I then showed this in a more mathematical way, using a binary function f(x, y), and how forward accumulation yields f(f(f(f(i, l1), l2), l3), l4) for forward accumulation and f(l1, f(l2, f(l3, f(l4, i)))) for backward accumulation.

Unfortunately, I had written out our sample list from left to right, beginning with the empty list, as “empty-1-2-3”, instead of “1, 2, 3”, and that caused me to confuse fold left and fold right.

Another small problem occurred during the discussion of lambdas, the way we implement these different operations. The lecture notes provided code for an Add lambda. In fold left and fold right, the lambdas are binary; however, Add could process an arbitrary number of parameters. It would even add zero or one numbers. I wanted this to be exactly two — I should have previewed the lecture notes better, beyond the point of checking what code is there, but also precisely what it does. Fortunately, the Cons lambda was binary.

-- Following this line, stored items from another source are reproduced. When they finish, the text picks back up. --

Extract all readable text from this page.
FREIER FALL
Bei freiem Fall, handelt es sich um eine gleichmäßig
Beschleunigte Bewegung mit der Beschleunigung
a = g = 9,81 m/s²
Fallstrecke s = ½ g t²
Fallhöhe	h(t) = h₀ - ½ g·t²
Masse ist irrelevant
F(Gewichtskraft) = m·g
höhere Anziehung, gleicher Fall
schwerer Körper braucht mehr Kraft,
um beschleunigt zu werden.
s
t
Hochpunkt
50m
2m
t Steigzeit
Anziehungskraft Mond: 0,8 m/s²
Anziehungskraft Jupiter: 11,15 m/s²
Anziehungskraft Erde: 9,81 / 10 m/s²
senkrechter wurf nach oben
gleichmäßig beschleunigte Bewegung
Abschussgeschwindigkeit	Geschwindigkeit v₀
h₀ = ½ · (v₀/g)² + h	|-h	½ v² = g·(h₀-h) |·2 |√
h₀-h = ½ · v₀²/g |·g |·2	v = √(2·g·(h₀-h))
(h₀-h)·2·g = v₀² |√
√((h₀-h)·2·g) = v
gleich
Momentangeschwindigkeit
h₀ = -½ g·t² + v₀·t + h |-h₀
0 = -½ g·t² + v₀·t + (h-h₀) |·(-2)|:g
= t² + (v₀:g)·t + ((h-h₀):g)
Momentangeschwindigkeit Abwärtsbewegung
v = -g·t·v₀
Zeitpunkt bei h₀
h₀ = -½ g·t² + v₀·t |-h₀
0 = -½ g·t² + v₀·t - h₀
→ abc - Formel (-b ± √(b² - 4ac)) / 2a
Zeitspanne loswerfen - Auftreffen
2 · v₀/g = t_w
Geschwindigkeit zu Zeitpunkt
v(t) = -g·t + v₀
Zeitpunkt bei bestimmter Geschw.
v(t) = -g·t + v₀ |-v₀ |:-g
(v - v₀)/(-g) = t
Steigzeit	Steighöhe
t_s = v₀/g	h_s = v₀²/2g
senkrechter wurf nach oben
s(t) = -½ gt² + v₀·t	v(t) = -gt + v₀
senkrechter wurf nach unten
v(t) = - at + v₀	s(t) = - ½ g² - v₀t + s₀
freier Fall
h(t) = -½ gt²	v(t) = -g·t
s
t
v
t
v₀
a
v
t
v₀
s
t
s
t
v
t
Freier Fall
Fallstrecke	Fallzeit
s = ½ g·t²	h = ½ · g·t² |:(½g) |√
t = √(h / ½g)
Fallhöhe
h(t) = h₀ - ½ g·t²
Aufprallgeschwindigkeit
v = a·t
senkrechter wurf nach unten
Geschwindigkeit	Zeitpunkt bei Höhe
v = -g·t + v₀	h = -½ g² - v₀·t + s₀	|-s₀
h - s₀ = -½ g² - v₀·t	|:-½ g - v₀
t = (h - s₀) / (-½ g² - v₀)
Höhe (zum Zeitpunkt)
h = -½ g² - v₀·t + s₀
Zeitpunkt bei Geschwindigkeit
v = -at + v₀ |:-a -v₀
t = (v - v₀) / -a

After we had discussed lambdas and worked out the code for FoldL and FoldR, we talked about how to do Reverse and Append using fold left and fold right, respectively. We arrived at the interesting result that the operations for both algorithms are the same!

new ILambda() {
public Object apply(Object... params) {
return new NEList(params[0], ((IList)params[1]);
}
}

The two things that differ between Reverse and Append is that they fold in different directions, and that they use different initial values (empy list and the list to append, respectively).

I thought the material was interesting today, and my motivation and the general arc through the lecture was good, but it was marred by the two mistakes, mostly confusing fold left and fold right.